My current attempts something like this
Code:
NSData *dataToWrite = [NSKeyedArchiver archivedDataWithRootObject: [theTextView textContainer]];
[dataToWrite writeToFile:[@"~/Documents/test.test" stringByExpandingTildeInPath] atomically:YES];
Then I put something in the awakeFromNib like this
Code:
NSTextContainer *tempText = [NSKeyedUnarchiver unarchiveObjectWithData:[NSData dataWithContentsOfFile:[@"~/Documents/test.test" stringByExpandingTildeInPath]]];
[theTextView replaceTextContainer: tempText];
So far this has not worked. It saves. You can go to the file, open it with plist editor, and verify that you have saved a NSTextContainer. I just can't load it back into the blashed textView.
 

kainjow

Moderator emeritus
Jun 15, 2000
7,958
7
Why are you saving the actual text view? Is there anything special that you're doing that requires this? Why not just save the raw text or RTFD data (RTFDFromRange:)?

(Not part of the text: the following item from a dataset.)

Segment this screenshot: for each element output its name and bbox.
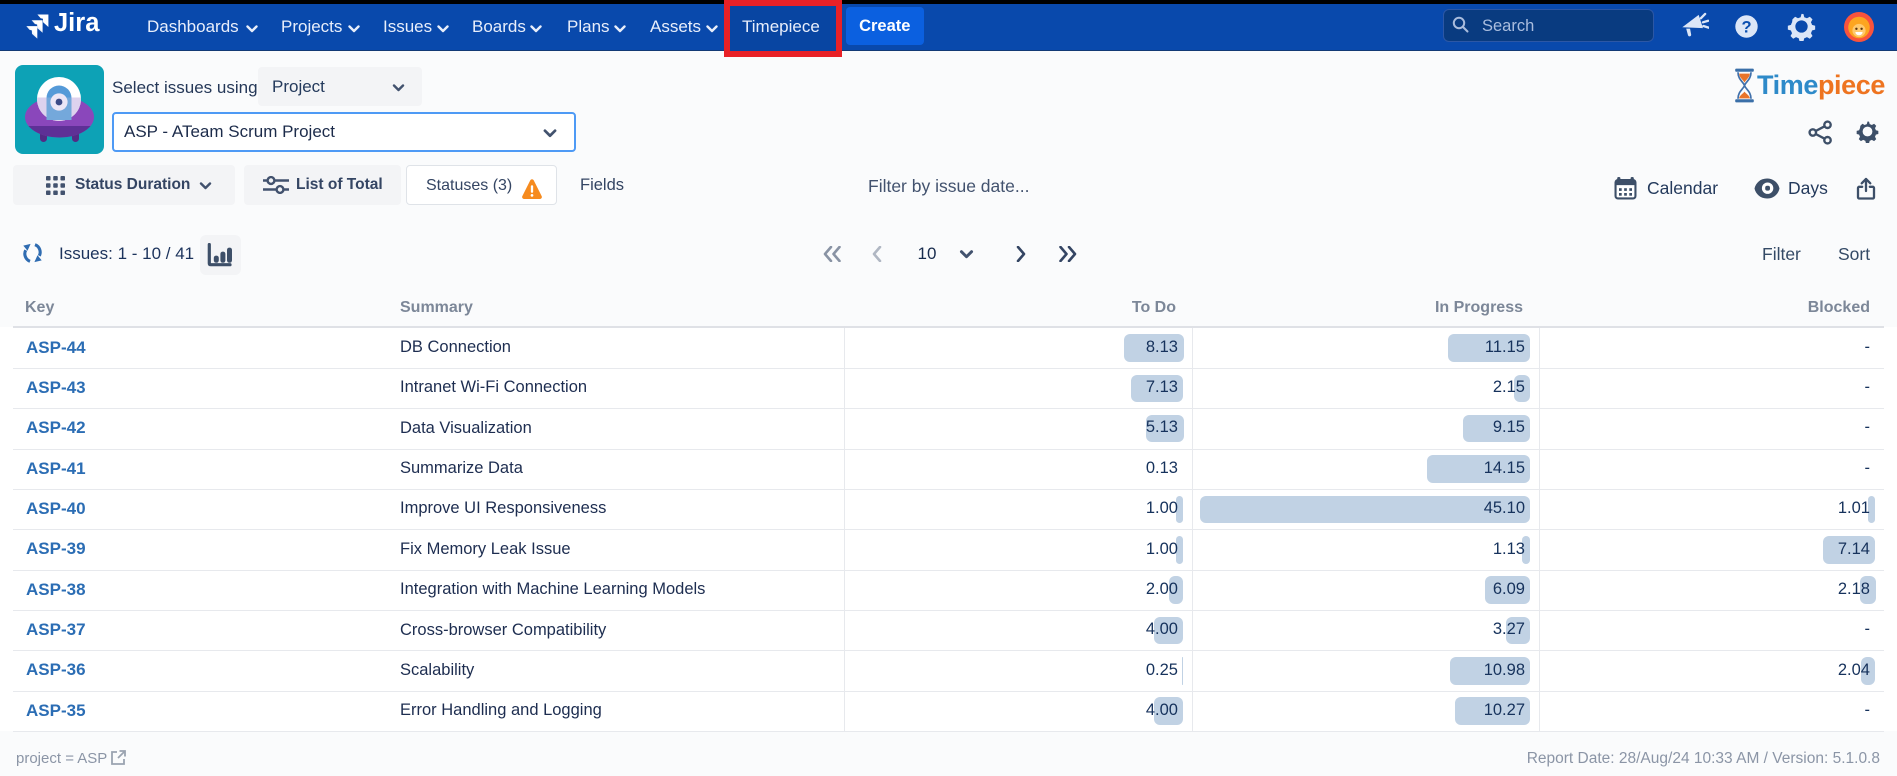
svg-text:?: ?: [1741, 19, 1751, 37]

(FYI it's probably not working because NSTextContainer doesn't hold the text, NSTextStorage does.)
 

hiddenpremise

macrumors regular
Original poster
NSTextStorage does, but there is no method for initializing with or replacing the TextStorage item so I havent figured out how to make it useful. Also NSTextContainer does store the text, if you open up the save file in text edit you can search and find whatever text you entered among the gibberish. I am not saving to RTFD because I want to save the textview along with several other pieces of data as instance variables of an object which I have several of in an array.
 

kainjow

Moderator emeritus
Jun 15, 2000
7,958
7
Here's how I'd do it. In each object in the array, store an NSData object that represents the RTFD data (or NSString if you don't need attributes). Then I'd make the class conform to the NSCoding protocol, and then encode the entire array and write it to file. You can set and get the RTFD data of an NSTextView by reading directly from its text storage which is just a special NSMutableAttributedString.